The Cabinet has agreed that investigations be conducted into all allegations against former Prime Minister Tun Dr Mahathir Mohamad and five others identified in the Royal Commission of Inquiry report on the V.K. Lingam video clip.
Minister in the Prime Minister’s Department Datuk Mohd Zaid Ibrahim said the five others were lawyer Datuk V.K. Lingam, tycoon Tan Sri Vincent Tan, Umno secretary-general Datuk Seri Tengku Adnan Tengku Mansor and former Chief Justices Tun Eusoff Chin and Tun Ahmad Fairuz Sheikh Abdul Halim.
Attorney-General Tan Sri Abdul Gani Patail said he would go through the report before announcing whether he would be ordering a probe.
“I will study the recommendations in the report very carefully, after which I will issue a statement at the appropriate time.
“Please give us time to do our job properly,” he said.
Zaid said the six would be investigated for offences under the Sedition Act, Official Secrets Act and the Penal Code, which included obstruction of justice.
“All the recommendations in the report are advisory in nature so we have to have another investigation,” he said, adding that the Government had taken note of the recommendations for judicial reform and the establishment of a Judicial Appointments Commission.
“The Government is in the process of finalising the relevant laws to set up this commission and it will be made known soon,” he said, adding that the Government also proposed to include the recognition of “judicial power” as proposed by the Commission.
He said these moves were vital to help restore the people’s confidence in the judiciary.
The Cabinet, he said, had urged the public, including the media, to allow uninterrupted investigations without undue pressure and prejudice against any individual identified in the report.
“It must be reiterated that in our legal system, an accused is presumed innocent until proven guilty in a court of law,” he told reporters at the Legal Affairs Division of the Prime Minister’s Department here yesterday.
The Royal Commission was formed to verify the authenticity of the video clip purportedly showing prominent lawyer Lingam on the phone brokering judicial appointments with a senior judge. Twenty-one witnesses testified at the 17-day inquiry which began on Jan 14.
Zaid also said that the Cabinet had agreed for the contents of the report to be released and sold to the public.
The report, which comes in four volumes comprising 2,889 pages, will cost RM541.60; of which the main report costs RM161.40 while the notes of proceedings, statutory declaration and lists of exhibits are priced at RM123.30, RM120 and RM136.90 respectively.
The public can buy the report at the Legal Affairs Division from Tuesday afternoon.
In its report, the commission said that the video clip, made by businessman Loh Gwo Burne, was indeed recorded at Lingam’s house in December 2001.
It said it had no hesitation in finding that the clip to be genuine, real, reliable and trustworthy and its contents true in substance and material particulars.
In examining Lingam and Fairuz’s testimonies, which they described as bare denials, against the direct evidence elicited from the phone conversation as well as the evidence of Gwo Burne and his businessman father Loh Mui Fah, the commission found that it was none other than Fairuz that Lingam was speaking to on the telephone.
The panel also said the evidence showed that Lingam was not intoxicated during the conversations, as he had suggested.
It added that the evidence also militates against Lingam’s other suggestion that he could have been “bullshitting” or bragging.
The commission said that, in the final analysis, there was conceivably an insidious movement by Lingam with the covert assistance of his close friends Tan and Tengku Adnan to involve themselves actively in the appointment of judges, in particular that of Fairuz as Chief judge of Malaya and later Court of Appeal president.

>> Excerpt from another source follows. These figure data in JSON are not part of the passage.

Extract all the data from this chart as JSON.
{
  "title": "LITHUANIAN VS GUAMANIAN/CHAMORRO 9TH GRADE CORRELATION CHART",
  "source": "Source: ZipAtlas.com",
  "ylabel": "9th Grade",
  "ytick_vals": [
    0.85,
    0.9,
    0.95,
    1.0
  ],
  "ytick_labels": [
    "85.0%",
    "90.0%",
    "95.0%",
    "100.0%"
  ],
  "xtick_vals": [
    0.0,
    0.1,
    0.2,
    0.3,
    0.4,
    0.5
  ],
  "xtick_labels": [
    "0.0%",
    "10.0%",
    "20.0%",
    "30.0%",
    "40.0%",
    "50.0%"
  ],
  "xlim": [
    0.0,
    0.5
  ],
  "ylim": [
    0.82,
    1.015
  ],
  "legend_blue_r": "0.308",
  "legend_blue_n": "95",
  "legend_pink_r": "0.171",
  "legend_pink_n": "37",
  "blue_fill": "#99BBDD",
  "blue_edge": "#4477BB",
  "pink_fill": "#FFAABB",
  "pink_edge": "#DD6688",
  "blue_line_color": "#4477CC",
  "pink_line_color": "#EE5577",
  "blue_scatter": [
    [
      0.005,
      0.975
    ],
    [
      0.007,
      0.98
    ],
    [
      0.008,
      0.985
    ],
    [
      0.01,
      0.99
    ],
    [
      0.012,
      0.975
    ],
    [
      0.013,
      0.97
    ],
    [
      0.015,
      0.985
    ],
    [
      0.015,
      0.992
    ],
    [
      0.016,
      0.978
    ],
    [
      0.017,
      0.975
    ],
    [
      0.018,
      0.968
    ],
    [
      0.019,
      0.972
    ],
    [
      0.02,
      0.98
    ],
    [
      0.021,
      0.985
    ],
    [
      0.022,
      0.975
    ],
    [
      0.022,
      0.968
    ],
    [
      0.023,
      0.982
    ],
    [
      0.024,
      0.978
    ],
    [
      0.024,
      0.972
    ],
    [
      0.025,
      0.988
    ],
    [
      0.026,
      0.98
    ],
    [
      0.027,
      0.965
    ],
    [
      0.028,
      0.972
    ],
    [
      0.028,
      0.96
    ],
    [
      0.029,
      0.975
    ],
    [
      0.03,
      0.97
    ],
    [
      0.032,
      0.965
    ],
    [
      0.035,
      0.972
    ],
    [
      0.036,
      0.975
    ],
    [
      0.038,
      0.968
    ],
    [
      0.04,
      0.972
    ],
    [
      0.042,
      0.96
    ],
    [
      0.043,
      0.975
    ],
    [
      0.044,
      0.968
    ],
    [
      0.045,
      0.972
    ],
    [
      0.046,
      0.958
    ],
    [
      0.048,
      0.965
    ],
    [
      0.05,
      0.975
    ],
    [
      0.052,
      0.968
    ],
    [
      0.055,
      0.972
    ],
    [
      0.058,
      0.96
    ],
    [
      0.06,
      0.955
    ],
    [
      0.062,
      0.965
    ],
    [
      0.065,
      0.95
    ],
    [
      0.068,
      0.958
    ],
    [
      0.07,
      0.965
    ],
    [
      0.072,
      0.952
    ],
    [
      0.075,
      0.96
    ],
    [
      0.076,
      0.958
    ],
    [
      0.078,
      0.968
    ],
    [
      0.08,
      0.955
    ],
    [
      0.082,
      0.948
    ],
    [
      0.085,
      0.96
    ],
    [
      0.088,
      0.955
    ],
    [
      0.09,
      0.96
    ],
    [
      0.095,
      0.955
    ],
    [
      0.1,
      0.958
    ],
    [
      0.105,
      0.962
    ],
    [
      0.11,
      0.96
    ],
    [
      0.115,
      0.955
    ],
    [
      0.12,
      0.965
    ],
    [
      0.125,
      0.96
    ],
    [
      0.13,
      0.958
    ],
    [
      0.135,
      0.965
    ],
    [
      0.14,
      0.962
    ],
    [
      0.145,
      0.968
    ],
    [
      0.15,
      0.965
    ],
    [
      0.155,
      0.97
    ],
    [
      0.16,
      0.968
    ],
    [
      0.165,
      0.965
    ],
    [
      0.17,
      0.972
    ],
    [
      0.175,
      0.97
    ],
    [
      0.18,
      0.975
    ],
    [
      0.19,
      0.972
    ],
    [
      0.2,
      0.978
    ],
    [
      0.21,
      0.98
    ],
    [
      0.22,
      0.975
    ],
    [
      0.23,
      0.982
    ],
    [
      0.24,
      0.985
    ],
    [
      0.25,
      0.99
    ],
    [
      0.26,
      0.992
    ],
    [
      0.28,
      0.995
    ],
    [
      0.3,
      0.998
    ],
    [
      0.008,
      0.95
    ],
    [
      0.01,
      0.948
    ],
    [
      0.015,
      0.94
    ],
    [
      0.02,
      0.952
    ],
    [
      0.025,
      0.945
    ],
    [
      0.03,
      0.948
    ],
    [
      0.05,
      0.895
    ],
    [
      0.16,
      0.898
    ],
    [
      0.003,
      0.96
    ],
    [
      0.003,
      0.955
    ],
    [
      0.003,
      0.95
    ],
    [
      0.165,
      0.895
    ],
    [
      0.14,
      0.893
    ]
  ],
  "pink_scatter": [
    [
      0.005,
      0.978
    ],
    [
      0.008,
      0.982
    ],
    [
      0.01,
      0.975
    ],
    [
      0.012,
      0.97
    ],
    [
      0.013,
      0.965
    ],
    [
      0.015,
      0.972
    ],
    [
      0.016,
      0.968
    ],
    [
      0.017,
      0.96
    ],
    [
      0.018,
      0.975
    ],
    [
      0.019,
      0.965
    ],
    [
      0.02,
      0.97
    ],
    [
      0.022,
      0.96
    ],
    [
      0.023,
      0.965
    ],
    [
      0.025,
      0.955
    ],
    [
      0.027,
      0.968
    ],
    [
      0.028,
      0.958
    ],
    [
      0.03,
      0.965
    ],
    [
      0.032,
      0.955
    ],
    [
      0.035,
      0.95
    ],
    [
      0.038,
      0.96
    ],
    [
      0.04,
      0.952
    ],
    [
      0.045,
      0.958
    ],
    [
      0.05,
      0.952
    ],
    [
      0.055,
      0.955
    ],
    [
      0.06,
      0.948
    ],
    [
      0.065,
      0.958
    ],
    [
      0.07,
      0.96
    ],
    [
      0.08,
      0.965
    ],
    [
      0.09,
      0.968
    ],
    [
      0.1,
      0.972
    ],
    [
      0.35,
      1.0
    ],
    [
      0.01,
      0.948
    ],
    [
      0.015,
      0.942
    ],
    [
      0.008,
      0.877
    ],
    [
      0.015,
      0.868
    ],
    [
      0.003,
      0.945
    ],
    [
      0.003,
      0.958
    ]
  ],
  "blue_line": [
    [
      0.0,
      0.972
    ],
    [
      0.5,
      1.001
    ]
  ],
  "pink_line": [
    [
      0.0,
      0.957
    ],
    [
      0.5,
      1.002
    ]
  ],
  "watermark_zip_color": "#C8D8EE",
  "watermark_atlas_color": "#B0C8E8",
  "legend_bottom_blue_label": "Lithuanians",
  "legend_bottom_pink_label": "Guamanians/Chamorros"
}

In the process, the panel added that Dr Mahathir was also entangled.
While noting that the group’s ultimate aim could not be ascertained, given the limitation of the terms of reference, the commission said it was reasonable to suggest that it could not be anything but self-serving.
The panel said the collective and cumulative actions of the main characters concerned had the effect of seriously undermining the independence and integrity of the judiciary as a whole.